Selanjutnya, sebagai Pimpinan DPR RI seperti halnya menerima audiensi dari masyarakat lainnya, dia akan segera meneruskan apa yang disampaikan Rachmawati dan kawan-kawan yaitu menutup perkara ini kepada Presiden, Kapolri dan Kapolda.
“Saya kira ini harus ada satu langkah, yaitu perkara ini ditutup. Dan, permintaan daripada bapak-bapak dan Ibu-ibu akan segera saya sampaikan kepada Presiden RI, Kapolri, dan Kapolda agar masalah ini tidak berlarut-larut dan energi kita sebagai bangsa juga tidak tersedot oleh perkara yang sebetulnya omong-kosong, kalau tidak ada bukti-bukti yang kuat,” ujarnya.
Menurut Fadli, apa yang disampaikan Rachmawati dan para kuasa hukum jelas bukti-buktinya masih sangat sumir dan bahkan dalam persoalan diksi, etimologi kata makar saja orang bisa berbeda interpretasi.
“Masak orang berniat aksi damai dikatakan makar. Saya kira apa yang disampaikan Ibu Rachmawati bahwa aksi itu berbeda dengan peristiwa 1965 dan sebagainya dimana ada kekerasan fisik, senjata, itu jelas makar. Kalau aksi 21216 senjatanya mana? Tidak ada senjata. Perlu juga disampaikan ke MPR, ke DPR dan sebagainya yang merupakan rumah rakyat yang dijamin konstitusi,” tambahnya.
Dikatakan, konstitusi kita jelas mengatakan baik konstitusi UUD 1945 yang ditetapkan 18 Agustus 1945 atau perubahannya, itu ada jaminan hak untuk berbicara, hak untuk berkumpul, hak untuk berserikan, dan hak untuk menyampaikan pendapat baik lisan maupun tulisan.
Dalam pertemuan yang juga dihadiri anggota Komisi III DPR RI Fraksi Gerindra Supratman Andi Agtas dan Wenny Warrouw, anggota DPR dari daerah pemilihan Jawa Barat itu meminta data ataupun petisi-petisi yang lengkap sebagai bahan untuk mendalami adanya dugaan melanggar hukum.
“Karena ini kami baru mendengar dari sepihak dimana proses interogasinya seperti sebuah dagelan.
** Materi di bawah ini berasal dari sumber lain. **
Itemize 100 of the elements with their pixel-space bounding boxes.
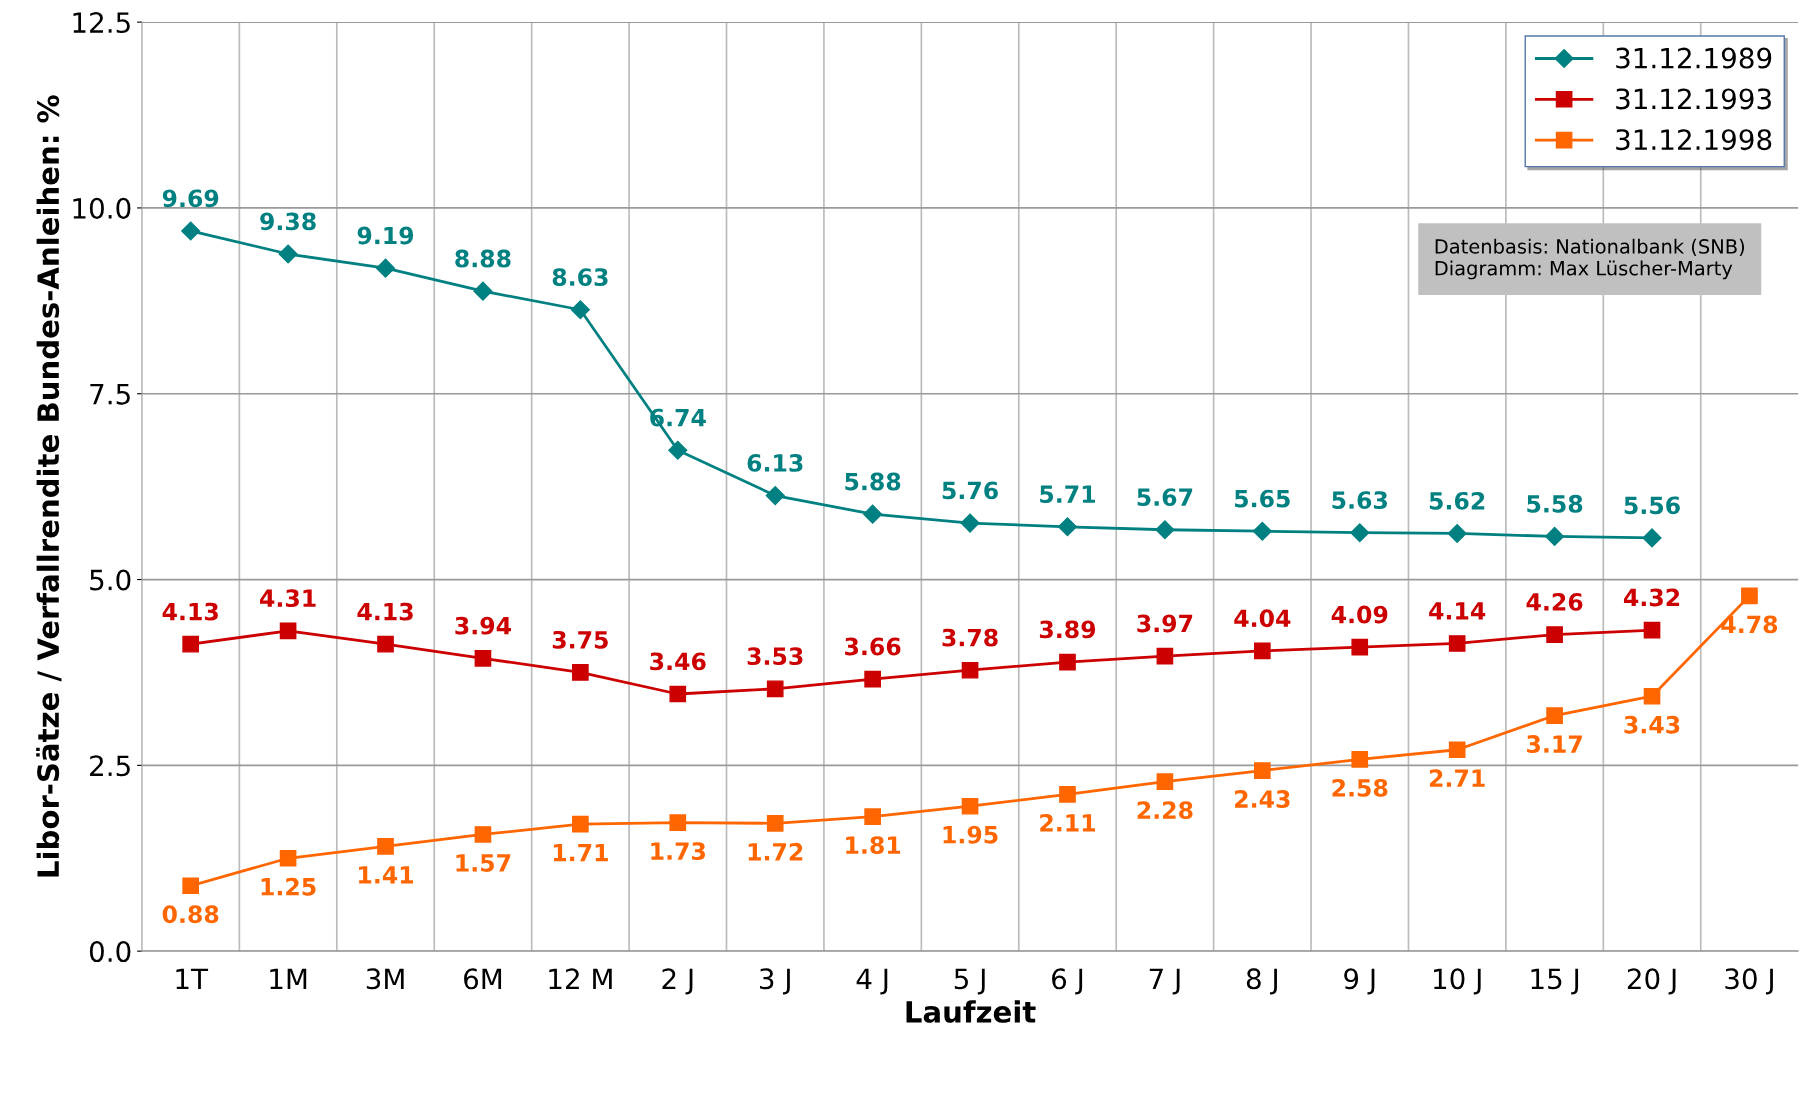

Dan saya kira itu menunjukkan ketidakprofesionalan, dan kita tidak ingin ada polisi yang tidak professional,” jelasnya.
Mengingat polisi itu pengayom dan pelayan masyarakat kata Wenny, ini perlu juga diketahui publik, apakah ini perbuatan oknum atau memang menjadi suatu policy, kebijakan, dan ini menjadi bagian dari tugas DPR untuk melakukan pengawasan.
Apakah kemudian ada unsur pelanggaran hak asasi manusia (HAM) termasuk di dalam hal ini penahanan tanpa proses BAP, dan kalau benar sebagaimana disampaikan pengacara dalam kasus Sri Bintang Pamungkas, Zamran dan Ruslan.
Karena itu Fadli Zon, ada sejumlah kejanggalan yaitu tentang proses yang begitu cepat, tidak ada satu kehati-hatian. “Kita menyayangkan, kenapa tidak ada satu gelar perkara yang terbuka, yang transfaran terhadap kasus dilakukan saudara Ahok, dalam hal ini polisi sangat hati-hati mengistimewakan Ahok untuk menjadikan dia tersangka?” katanya mempertanyakan.
Tapi dalam kasus ini, polisi demikian cepat; tiba-tiba dan ada semacam satu ketergesa-gesaan yang bisa membuat tindakan itu professional. Bahkan bisa dianggap abuse of power atau melanggar hukum itu sendiri. “Semua warga negara bersamaan kedudukannya di dalam hukum,” pungkasnya.